Prior to Governor Cooper's July 14 guidance for reopening, Pusch said the school was committed to making whichever plans were allowed viable options for Summit students.
“If based on the Governor’s decision we are able to open school under either Plan A or Plan B, our team will be prepared to host student learning on Summit’s campus for the full school day, and to the highest standards of health and safety as required by the state,” he said. “Additionally, regardless of the determined reopening plan for the school, every family will have the opportunity to elect a ‘Remote Learning Only’ plan for their individual child.”

Group effort

Pusch said keeping students healthy and safe will require a shared commitment. 
“We are indeed all in this together, and we will all have to make sacrifices and be flexible to new protocols and procedures to keep our campus safe and open for learning,” he said. “And, doing so does not have to mean sacrificing who we are at Summit. 

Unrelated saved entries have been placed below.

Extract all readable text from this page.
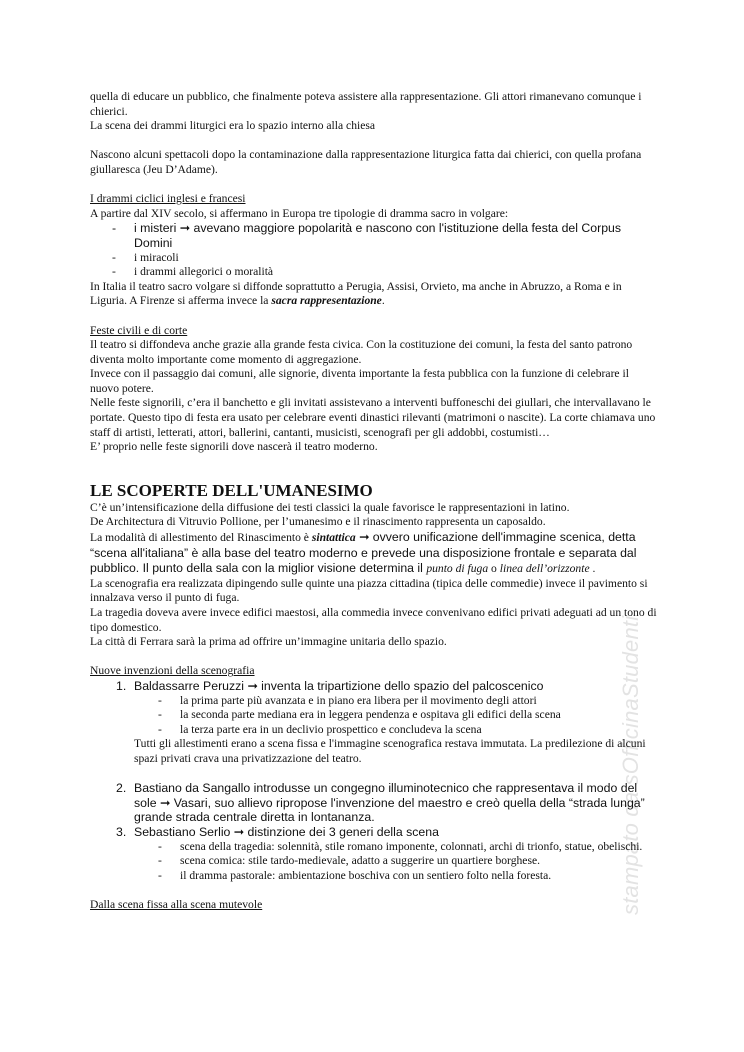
stampato da sOfficinaStudenti

quella di educare un pubblico, che finalmente poteva assistere alla rappresentazione. Gli attori rimanevano comunque i chierici.

La scena dei drammi liturgici era lo spazio interno alla chiesa

Nascono alcuni spettacoli dopo la contaminazione dalla rappresentazione liturgica fatta dai chierici, con quella profana giullaresca (Jeu D’Adame).

I drammi ciclici inglesi e francesi

A partire dal XIV secolo, si affermano in Europa tre tipologie di dramma sacro in volgare:

- i misteri ➞ avevano maggiore popolarità e nascono con l'istituzione della festa del Corpus Domini
- i miracoli
- i drammi allegorici o moralità

In Italia il teatro sacro volgare si diffonde soprattutto a Perugia, Assisi, Orvieto, ma anche in Abruzzo, a Roma e in Liguria. A Firenze si afferma invece la sacra rappresentazione.

Feste civili e di corte

Il teatro si diffondeva anche grazie alla grande festa civica. Con la costituzione dei comuni, la festa del santo patrono diventa molto importante come momento di aggregazione.

Invece con il passaggio dai comuni, alle signorie, diventa importante la festa pubblica con la funzione di celebrare il nuovo potere.

Nelle feste signorili, c’era il banchetto e gli invitati assistevano a interventi buffoneschi dei giullari, che intervallavano le portate. Questo tipo di festa era usato per celebrare eventi dinastici rilevanti (matrimoni o nascite). La corte chiamava uno staff di artisti, letterati, attori, ballerini, cantanti, musicisti, scenografi per gli addobbi, costumisti…

E’ proprio nelle feste signorili dove nascerà il teatro moderno.

LE SCOPERTE DELL'UMANESIMO

C’è un’intensificazione della diffusione dei testi classici la quale favorisce le rappresentazioni in latino.

De Architectura di Vitruvio Pollione, per l’umanesimo e il rinascimento rappresenta un caposaldo.

La modalità di allestimento del Rinascimento è sintattica ➞ ovvero unificazione dell'immagine scenica, detta “scena all'italiana” è alla base del teatro moderno e prevede una disposizione frontale e separata dal pubblico. Il punto della sala con la miglior visione determina il punto di fuga o linea dell’orizzonte .

La scenografia era realizzata dipingendo sulle quinte una piazza cittadina (tipica delle commedie) invece il pavimento si innalzava verso il punto di fuga.

La tragedia doveva avere invece edifici maestosi, alla commedia invece convenivano edifici privati adeguati ad un tono di tipo domestico.

La città di Ferrara sarà la prima ad offrire un’immagine unitaria dello spazio.

Nuove invenzioni della scenografia

1. Baldassarre Peruzzi ➞ inventa la tripartizione dello spazio del palcoscenico
- la prima parte più avanzata e in piano era libera per il movimento degli attori
- la seconda parte mediana era in leggera pendenza e ospitava gli edifici della scena
- la terza parte era in un declivio prospettico e concludeva la scena
Tutti gli allestimenti erano a scena fissa e l'immagine scenografica restava immutata. La predilezione di alcuni spazi privati crava una privatizzazione del teatro.
2. Bastiano da Sangallo introdusse un congegno illuminotecnico che rappresentava il modo del sole ➞ Vasari, suo allievo ripropose l'invenzione del maestro e creò quella della “strada lunga” grande strada centrale diretta in lontananza.
3. Sebastiano Serlio ➞ distinzione dei 3 generi della scena
- scena della tragedia: solennità, stile romano imponente, colonnati, archi di trionfo, statue, obelischi.
- scena comica: stile tardo-medievale, adatto a suggerire un quartiere borghese.
- il dramma pastorale: ambientazione boschiva con un sentiero folto nella foresta.

Dalla scena fissa alla scena mutevole
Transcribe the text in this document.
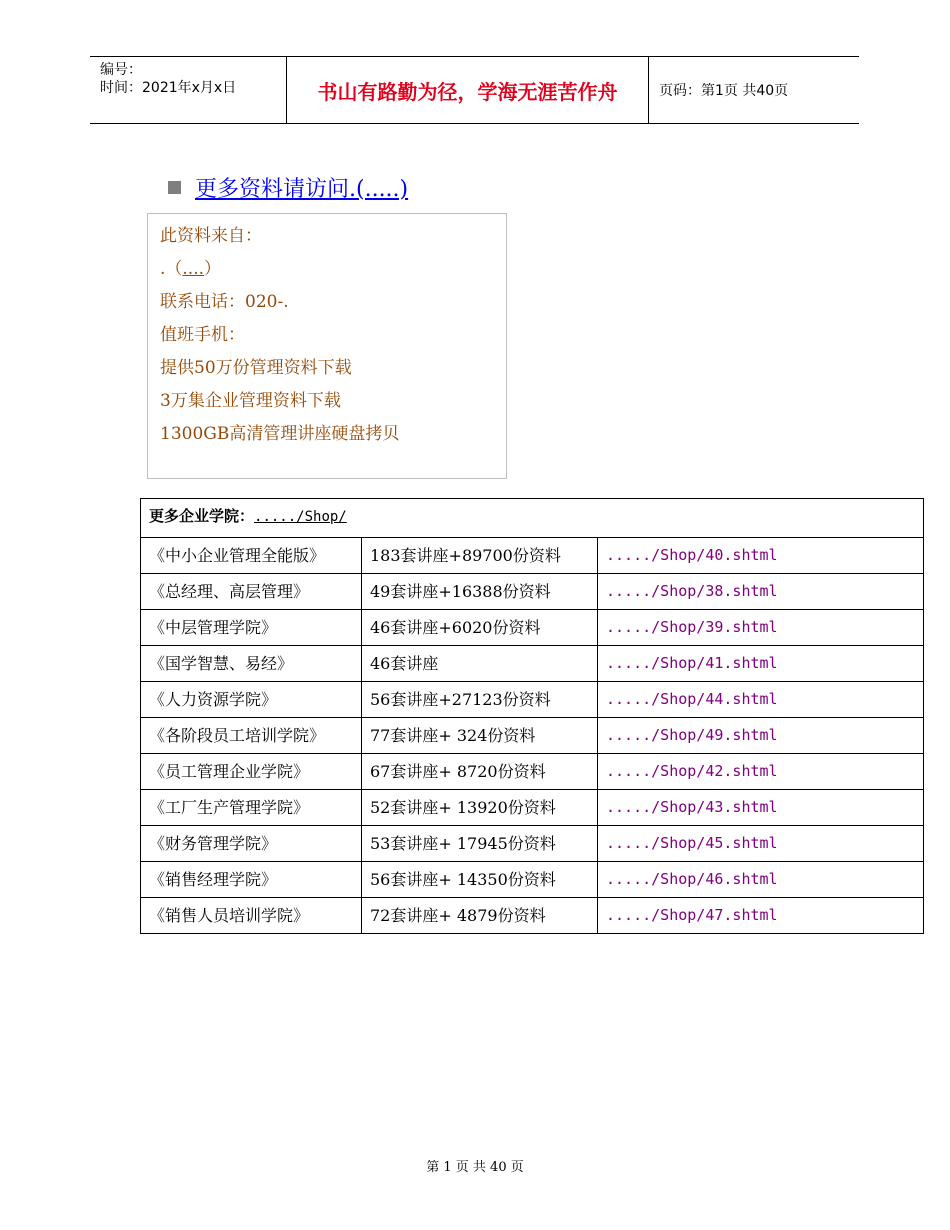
编号：
时间：2021年x月x日	书山有路勤为径，学海无涯苦作舟	页码：第1页 共40页
更多资料请访问.(.....)
此资料来自：
.（....）
联系电话：020-.
值班手机：
提供50万份管理资料下载
3万集企业管理资料下载
1300GB高清管理讲座硬盘拷贝
更多企业学院：...../Shop/		
《中小企业管理全能版》	183套讲座+89700份资料	...../Shop/40.shtml
《总经理、高层管理》	49套讲座+16388份资料	...../Shop/38.shtml
《中层管理学院》	46套讲座+6020份资料	...../Shop/39.shtml
《国学智慧、易经》	46套讲座	...../Shop/41.shtml
《人力资源学院》	56套讲座+27123份资料	...../Shop/44.shtml
《各阶段员工培训学院》	77套讲座+ 324份资料	...../Shop/49.shtml
《员工管理企业学院》	67套讲座+ 8720份资料	...../Shop/42.shtml
《工厂生产管理学院》	52套讲座+ 13920份资料	...../Shop/43.shtml
《财务管理学院》	53套讲座+ 17945份资料	...../Shop/45.shtml
《销售经理学院》	56套讲座+ 14350份资料	...../Shop/46.shtml
《销售人员培训学院》	72套讲座+ 4879份资料	...../Shop/47.shtml
第 1 页 共 40 页
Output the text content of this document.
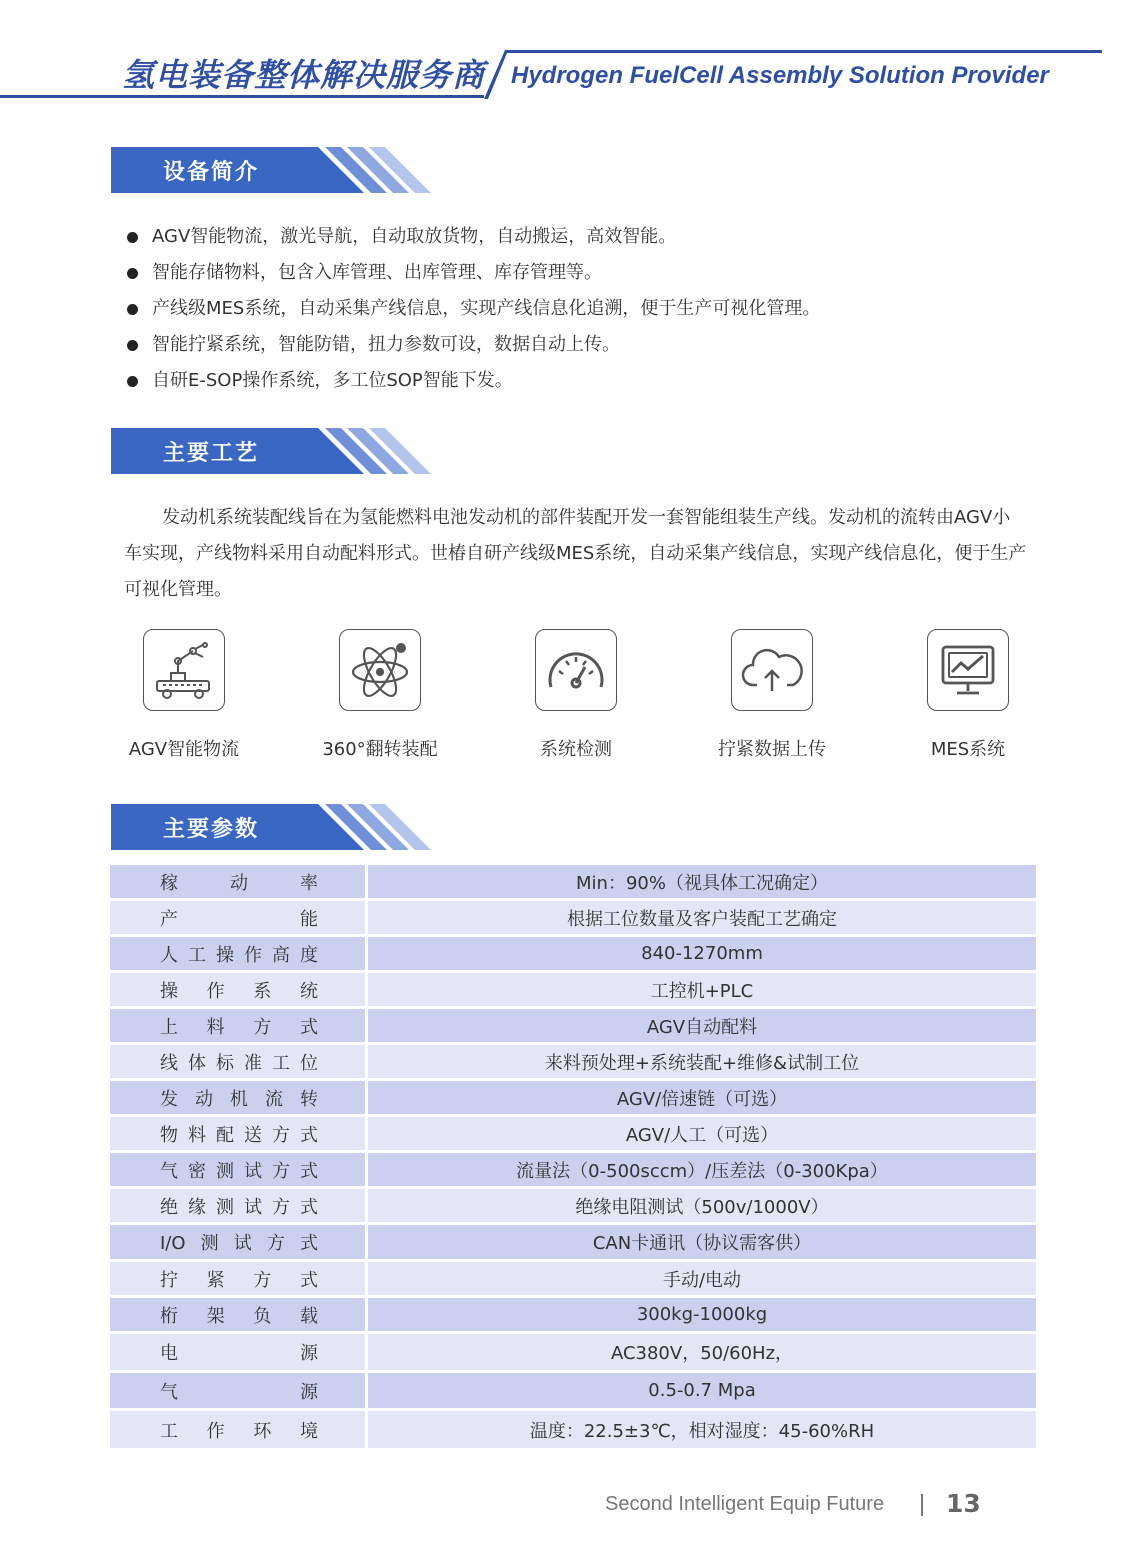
氢电装备整体解决服务商 Hydrogen FuelCell Assembly Solution Provider
设备简介
AGV智能物流，激光导航，自动取放货物，自动搬运，高效智能。
智能存储物料，包含入库管理、出库管理、库存管理等。
产线级MES系统，自动采集产线信息，实现产线信息化追溯，便于生产可视化管理。
智能拧紧系统，智能防错，扭力参数可设，数据自动上传。
自研E-SOP操作系统，多工位SOP智能下发。
主要工艺

发动机系统装配线旨在为氢能燃料电池发动机的部件装配开发一套智能组装生产线。发动机的流转由AGV小车实现，产线物料采用自动配料形式。世椿自研产线级MES系统，自动采集产线信息，实现产线信息化，便于生产可视化管理。

AGV智能物流	360°翻转装配	系统检测	拧紧数据上传	MES系统
主要参数
稼动率	Min：90%（视具体工况确定）

产能	根据工位数量及客户装配工艺确定

人工操作高度	840-1270mm

操作系统	工控机+PLC

上料方式	AGV自动配料

线体标准工位	来料预处理+系统装配+维修&试制工位

发动机流转	AGV/倍速链（可选）

物料配送方式	AGV/人工（可选）

气密测试方式	流量法（0-500sccm）/压差法（0-300Kpa）

绝缘测试方式	绝缘电阻测试（500v/1000V）

I/O测试方式	CAN卡通讯（协议需客供）

拧紧方式	手动/电动

桁架负载	300kg-1000kg

电源	AC380V，50/60Hz，

气源	0.5-0.7 Mpa

工作环境	温度：22.5±3℃，相对湿度：45-60%RH
Second Intelligent Equip Future 13
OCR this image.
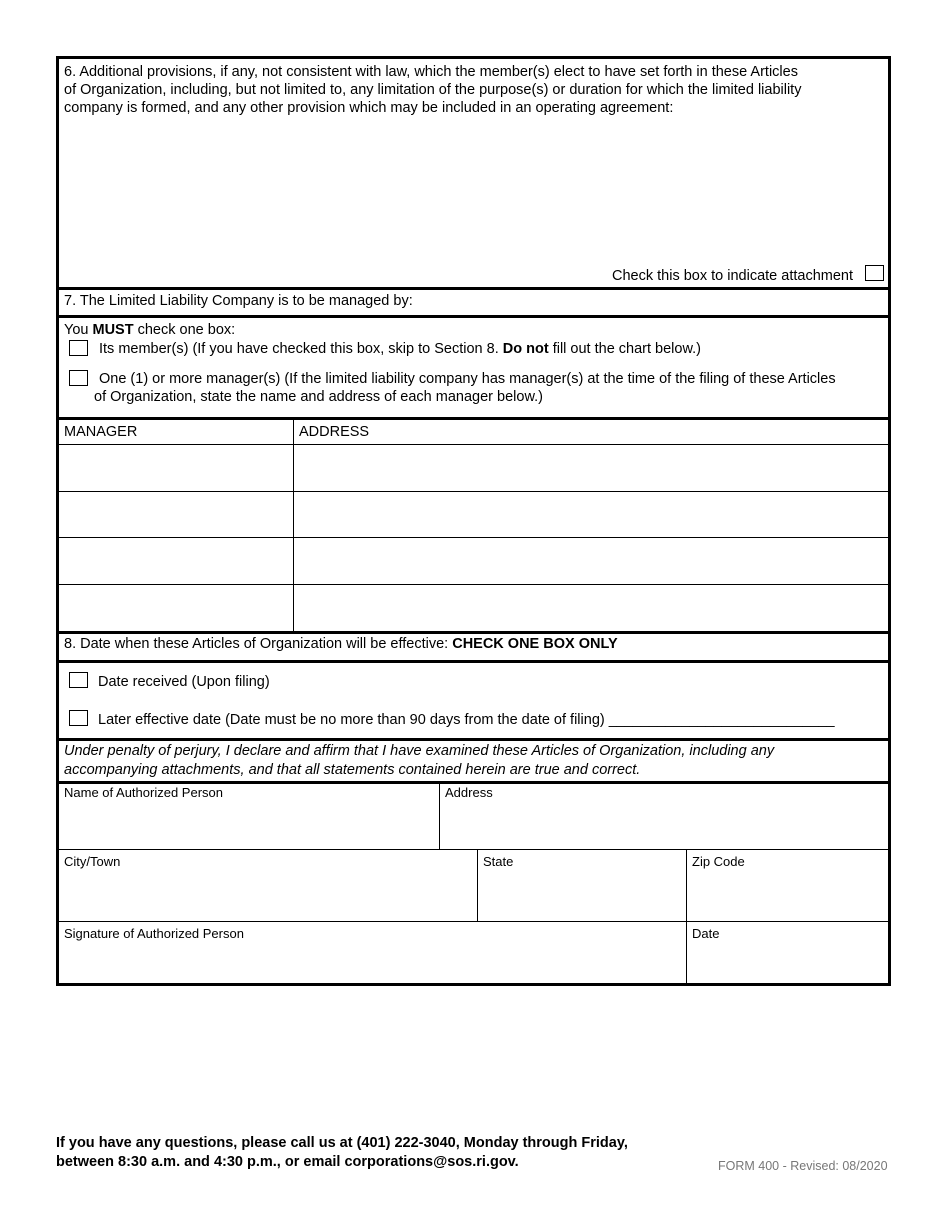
6. Additional provisions, if any, not consistent with law, which the member(s) elect to have set forth in these Articles
of Organization, including, but not limited to, any limitation of the purpose(s) or duration for which the limited liability
company is formed, and any other provision which may be included in an operating agreement:
Check this box to indicate attachment
7. The Limited Liability Company is to be managed by:
You MUST check one box:
Its member(s) (If you have checked this box, skip to Section 8. Do not fill out the chart below.)
One (1) or more manager(s) (If the limited liability company has manager(s) at the time of the filing of these Articles
of Organization, state the name and address of each manager below.)
MANAGER	ADDRESS
8. Date when these Articles of Organization will be effective: CHECK ONE BOX ONLY
Date received (Upon filing)
Later effective date (Date must be no more than 90 days from the date of filing) ____________________________
Under penalty of perjury, I declare and affirm that I have examined these Articles of Organization, including any
accompanying attachments, and that all statements contained herein are true and correct.
Name of Authorized Person	Address
City/Town	State	Zip Code
Signature of Authorized Person	Date
If you have any questions, please call us at (401) 222-3040, Monday through Friday,
between 8:30 a.m. and 4:30 p.m., or email corporations@sos.ri.gov.	FORM 400 - Revised: 08/2020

“We are fortunate that the many qualities that make Summit unique as a school will also benefit us in adapting to the guidelines in this next year – small class sizes, high quality facilities, expansive outdoor learning spaces, and most important of all, a deep sense of community among our faculty, students, and families.”
Pusch said these are unprecedented times. 
“This next year will be different, but I have full faith that, together, we will ensure Summit continues to be the school that we know and love,” Pusch said.